Bascom Hall, University of Wisconsin-Madison. (Ron Cogswell | used by permission of the photographer)
The 4% raises for about 35,000 UW employees were included in the 2023-24 budget that was passed by the Republican-led Legislature and signed by Evers. However, they were held up last year by Republican lawmakers on the Joint Committee on Employment Relations (JCOER) as Assembly Speaker Robin Vos (R-Rochester) decided to use the raises as a bargaining chip in negotiations with the UW System over diversity, equity and inclusion issues as well as funding.
The UW System and Republicans came to a deal in December 2023 under which lawmakers agreed to finally release the pay raises and fund some infrastructure projects for the University of Wisconsin-Madison and University of Wisconsin schools, while the System agreed to freeze DEI hiring and realign some positions.
“All our UW faculty, staff, and workers should be treated with dignity and respect,” Evers said in a statement about signing the raises. “While I’m glad these well-deserved pay increases will finally be in the hands of the UW building trades employees who’ve earned them, these workers never should have had their wages held up for political games in the first place.”
The actions by Republican lawmakers regarding the pay raises also became one of the subjects of a lawsuit filed by Evers in October 2023. In the ongoing lawsuit, Evers argues that the actions by lawmakers constitute “legislative vetoes” that are “unconstitutional and unlawful.”
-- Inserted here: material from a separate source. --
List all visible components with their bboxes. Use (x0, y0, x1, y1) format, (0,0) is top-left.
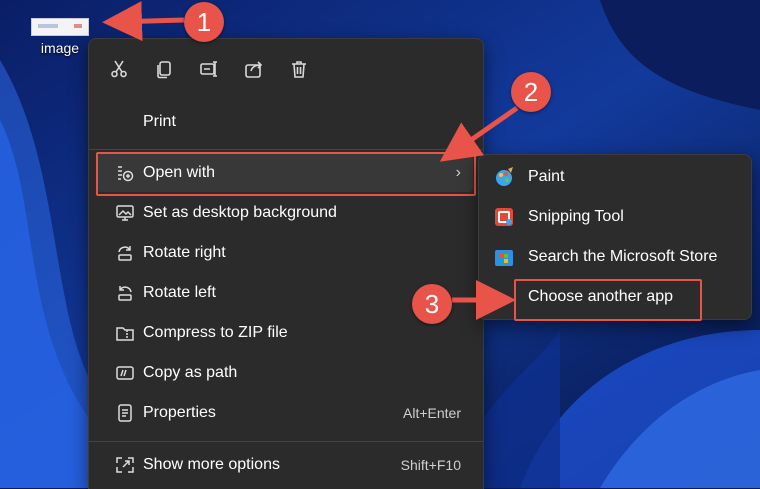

“Republicans’ obstruction of basic functions of government have harmed tens of thousands of people across our state — folks, that’s wrong,” Evers said in his statement. “Wisconsinites expect government to work for them, not against them, and for elected officials to do their jobs and get things done. I will continue to fight every effort by Republicans in the Legislature to unconstitutionally and unlawfully obstruct our administration from doing the right thing for Wisconsin.”